The Cheney Curse

The veep hasn’t helped Halliburton. He has hurt it.

Last week, Halliburton, the oil-services and construction company formerly run by Vice President Dick Cheney, surprisingly warned that its earnings for the current quarter would be 15 percent lower than estimates. You’d think that Halliburton would be thriving. After all, oil prices are high, and the company has received giant—if controversial—contracts to oversee the reconstruction of Iraq. The no-bid prewar contract it received to work on Saddam’s oil fields has, according to the Wall Street Journal,gushed $1.3 billion of revenues thus far. The company also won a competitive bid for a $1.4 billion contract to support military personnel.

Here is a strange fact about the well-connected company: Dick Cheney hasn’t helped it. In January 2001, if you bought stock thinking that Cheney’s ascension would be a boon to Halliburton, you made a bad bet. Since January 2001, Halliburton has underperformed both the Oil Services Index and the S&P 500—although it has outperformed both indexes over the past year.

It turns out that as much as Halliburton has benefited from having Cheney in government, it suffers from having had him in the executive suite before then. As CEO, Cheney was less an operations manager than a deal-maker, a boldface name who opened doors, especially abroad, and sealed huge contracts. But several of the deals he struck proved to be ill-advised and questionable and, ultimately, damaging to the company and its shareholders.

Halliburton attributes its earnings shortfall to problems in joint ventures and high legal fees—both of which can be laid at Cheney’s feet. Cheney midwifed the Barracuda-Caratinga Project, which is gnawing a hole in the company’s balance sheet. Under the $2.5 billion deal, announced in January 2000 when Cheney was CEO, Halliburton was supposed to develop two offshore oil fields in Brazil by December 2003 and April 2004, respectively. But the project has turned into a fiasco, with huge cost overruns and bad schedule misses. As of June 30, 2003, the project was 75 percent complete—and more than a year behind schedule. By that date, Kellogg, Brown and Root, the responsible subsidiary, had already recorded a pretax loss of $345 million on the project, with the possibility of greater losses to come. The miserable experience has caused the current management team to cease making fixed-price bids on giant projects.

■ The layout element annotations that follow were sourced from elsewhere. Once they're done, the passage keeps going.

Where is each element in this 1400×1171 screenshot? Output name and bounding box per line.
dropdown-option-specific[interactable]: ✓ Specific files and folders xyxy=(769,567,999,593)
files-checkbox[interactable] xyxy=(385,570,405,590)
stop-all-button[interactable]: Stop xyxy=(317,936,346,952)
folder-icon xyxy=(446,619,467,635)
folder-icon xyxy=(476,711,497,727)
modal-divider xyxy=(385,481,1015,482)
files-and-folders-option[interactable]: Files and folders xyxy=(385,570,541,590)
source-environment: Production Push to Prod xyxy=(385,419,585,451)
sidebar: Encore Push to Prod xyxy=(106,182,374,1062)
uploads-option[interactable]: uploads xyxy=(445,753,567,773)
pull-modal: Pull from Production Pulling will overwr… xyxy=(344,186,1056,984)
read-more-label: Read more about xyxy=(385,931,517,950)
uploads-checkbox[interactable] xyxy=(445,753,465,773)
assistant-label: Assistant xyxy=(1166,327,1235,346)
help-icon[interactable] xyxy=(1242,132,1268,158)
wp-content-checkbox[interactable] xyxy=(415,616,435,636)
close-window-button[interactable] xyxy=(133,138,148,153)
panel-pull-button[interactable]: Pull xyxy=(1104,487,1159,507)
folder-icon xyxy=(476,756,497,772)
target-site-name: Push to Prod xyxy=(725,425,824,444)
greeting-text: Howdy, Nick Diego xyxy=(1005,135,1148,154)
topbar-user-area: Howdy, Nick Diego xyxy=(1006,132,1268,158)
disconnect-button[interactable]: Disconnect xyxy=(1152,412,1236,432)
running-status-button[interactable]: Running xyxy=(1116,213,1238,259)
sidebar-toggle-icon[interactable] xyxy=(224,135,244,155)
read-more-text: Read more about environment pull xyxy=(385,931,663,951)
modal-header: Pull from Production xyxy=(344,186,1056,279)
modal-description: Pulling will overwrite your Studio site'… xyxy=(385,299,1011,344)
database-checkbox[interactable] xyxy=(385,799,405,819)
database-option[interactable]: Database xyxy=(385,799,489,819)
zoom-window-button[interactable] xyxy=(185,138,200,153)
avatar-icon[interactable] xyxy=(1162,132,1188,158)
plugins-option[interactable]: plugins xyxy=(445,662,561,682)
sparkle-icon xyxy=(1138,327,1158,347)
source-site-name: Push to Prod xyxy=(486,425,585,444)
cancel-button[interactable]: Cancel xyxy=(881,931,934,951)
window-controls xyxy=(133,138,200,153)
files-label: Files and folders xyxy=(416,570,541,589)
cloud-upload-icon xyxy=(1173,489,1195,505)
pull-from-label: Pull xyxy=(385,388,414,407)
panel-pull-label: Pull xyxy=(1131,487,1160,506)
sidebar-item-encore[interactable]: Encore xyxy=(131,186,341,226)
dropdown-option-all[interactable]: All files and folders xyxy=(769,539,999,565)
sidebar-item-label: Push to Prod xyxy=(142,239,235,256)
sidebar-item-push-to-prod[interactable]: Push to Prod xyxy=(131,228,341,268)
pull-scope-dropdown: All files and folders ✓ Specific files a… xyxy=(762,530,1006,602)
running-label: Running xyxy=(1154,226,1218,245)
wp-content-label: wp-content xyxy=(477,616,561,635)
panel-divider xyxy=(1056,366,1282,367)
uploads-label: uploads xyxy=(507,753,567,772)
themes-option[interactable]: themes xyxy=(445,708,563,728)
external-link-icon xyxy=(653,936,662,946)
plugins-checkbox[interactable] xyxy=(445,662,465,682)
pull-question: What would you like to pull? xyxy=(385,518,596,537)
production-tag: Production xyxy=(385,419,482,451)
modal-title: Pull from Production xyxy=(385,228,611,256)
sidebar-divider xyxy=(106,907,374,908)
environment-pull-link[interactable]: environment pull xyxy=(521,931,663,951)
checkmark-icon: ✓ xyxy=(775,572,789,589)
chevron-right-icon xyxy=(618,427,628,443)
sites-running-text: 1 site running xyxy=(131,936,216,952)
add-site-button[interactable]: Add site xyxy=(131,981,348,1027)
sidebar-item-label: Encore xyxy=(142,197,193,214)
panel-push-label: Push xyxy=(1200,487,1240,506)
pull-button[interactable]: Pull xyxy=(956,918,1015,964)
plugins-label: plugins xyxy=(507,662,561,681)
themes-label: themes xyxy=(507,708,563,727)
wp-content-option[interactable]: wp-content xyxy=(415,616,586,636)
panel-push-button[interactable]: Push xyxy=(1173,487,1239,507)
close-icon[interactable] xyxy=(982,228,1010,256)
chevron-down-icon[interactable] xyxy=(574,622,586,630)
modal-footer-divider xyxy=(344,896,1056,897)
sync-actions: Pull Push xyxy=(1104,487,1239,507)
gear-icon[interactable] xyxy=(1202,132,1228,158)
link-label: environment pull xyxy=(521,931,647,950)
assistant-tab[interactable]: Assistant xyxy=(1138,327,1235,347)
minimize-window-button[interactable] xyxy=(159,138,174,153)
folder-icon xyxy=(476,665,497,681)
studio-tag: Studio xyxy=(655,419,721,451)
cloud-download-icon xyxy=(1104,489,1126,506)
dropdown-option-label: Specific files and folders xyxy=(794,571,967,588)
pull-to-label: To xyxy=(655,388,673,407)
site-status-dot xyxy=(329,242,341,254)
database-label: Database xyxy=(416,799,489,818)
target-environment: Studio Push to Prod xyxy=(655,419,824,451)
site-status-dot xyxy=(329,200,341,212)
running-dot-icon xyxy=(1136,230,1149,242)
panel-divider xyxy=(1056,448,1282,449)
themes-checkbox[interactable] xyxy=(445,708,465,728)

Halliburton is piling up legal fees from Cheney-era mistakes. One of Cheney’s largest deals was the $7.7 billion acquisition of Dresser Industries in 1998. At the time, only companies that had been directly involved in asbestos production and use were being held liable. But as the volume of asbestos-related claims rose, lawyers began to pursue companies that were tangentially connected to asbestos—yet still legally liable. Dresser had once owned a unit, Harbison-Walker, that used asbestos. When Harbison-Walker declared bankruptcy in 2002, Halliburton began to face massive claims. Last year, the company said it would put $4 billion in cash and stock into a trust to help settle such claims. As part of an effort to settle the claims once and for all, Halliburton is trying to engineer a bankruptcy filing for a major subsidiary.

Halliburton is also fending off class-action lawsuits and a Securities and Exchange investigation related to its accounting practices. In May 2002, questions were raised about how Halliburton accounted for unapproved claims and change orders on long-term construction projects. A year later, Halliburton settled about 20 shareholder class-action lawsuits for approximately $6 million. But there could be more costs associated with the Cheney-era accounting issues. Judicial Watch, the conservative gadfly organization whose suit against Halliburton was dismissed in September, is considering an appeal. And the SEC investigation is continuing.

On the positive side of the balance sheet, crony capitalism has certainly helped Halliburton in Iraq. Without Cheney, after all, the Iraq war and the massive Halliburton contracts that followed would have been far less likely. But it’s easy to overstate the importance of such work to Halliburton. In its second-quarter conference call, the company reported that Iraq-related activity accounted for only about 9 percent of revenue. And this type of business is unsustainable—unless the United States invades a country that needs new infrastructure every year. (Is that the plan, Mr. Vice President?)

American citizens must hope they avoid the fate of Halliburton shareholders: at first glad to have the experienced Cheney at the top, then excited about his ambitious plans, and, finally, dismayed to be left holding the bag when Cheney moves on to another job.